The first phase of the programme consists of 15 1-hour-long sessions facilitated by a trained adult facilitator. (Implementation training is offered at least once a year for new facilitators.) These sessions involve hands-on, interactive activities such as games, group discussions, and role-plays. This "learning phase" begins by addressing topics such as communication, stress, and peer and media pressures before moving on to sessions on tobacco, alcohol, prescription, over-the-counter, and illicit drugs. The strategy here involves using interpersonal, peer-based interaction to help students: learn about the short- and long-term effects of substance abuse; experience healthy ways to manage stress; learn to recognise media and peer pressures to use drugs; and practice skills for making responsible decisions about drug use and prepare to become peer leaders. After completing this core curriculum, participants are certified as PEERsuaders.
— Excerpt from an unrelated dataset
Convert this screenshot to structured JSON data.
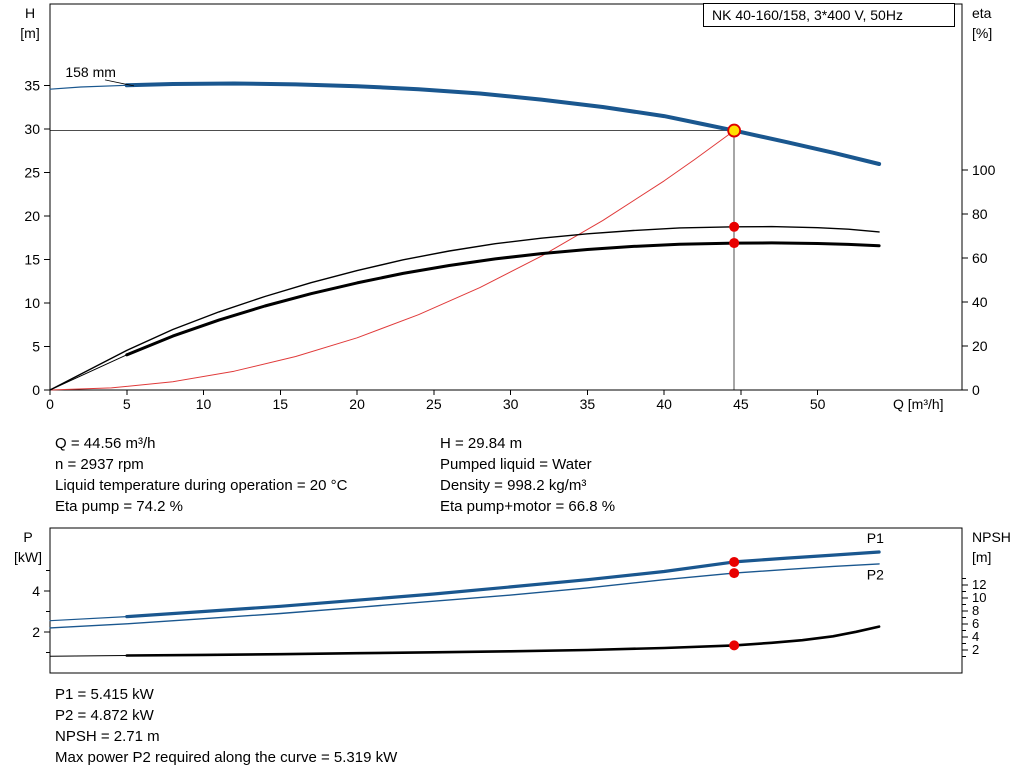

The second ("teaching") phase gives girls the opportunity to plan and deliver short sessions to younger children on the same topics they learned about in the earlier phase. Small teams of PEERsuaders plan and implement 8 to 10 half-hour sessions of substance abuse prevention activities for PEERsuade-MEs (children ages 6 through 10). Working with adult leaders, PEERsuaders draw on skills and activities introduced in the first phase and their own experiences and creativity to present factual information and to model and practice skills, attitudes, and behaviours related to substance abuse prevention. This is a much less structured piece of the curriculum that serves to reinforce what was learned in the earlier phase.

Development Issues

Substance Abuse, Girls.

Key Points

Girls Inc. affiliates face a variety of community concerns that depend on the prevalence of various drugs in that particular community. For example, more rural sites confront more methamphetamine usage; it can be cooked on the spot and doesn't rely on drug traffic like cocaine use would. Tobacco and alcohol use, however, is pervasive in most USA communities.


Rather than selling curricula, Girls Inc. licenses its materials to approved organisations for a specified (and renewable) amount of time.


Friendly PEERsuasion serves approximately 525,000 young women and children annually.

Partners

On a national level, Friendly PEERsuasion has a partnership with the American Legacy Foundation; its work has been supported by grants from the Center for Substance Abuse Prevention, Centers for Disease Control and Prevention, IBM Corporation, MetLife Foundation, the Nancy Reagan Foundation, Scaife Family Foundation, and the W. T. Grant Foundation. At the local level, many affiliates partner with school districts; some partner with Girl Scouts or churches or community centres.

Sources

Letter sent from Sarah Riester to The Communication Initiative on January 7 2004; and "A Profile of the Evaluation of the Girls Inc. Friendly PEERsuasion Program" on the Out-of-School Time page on the Harvard Family Research Project site.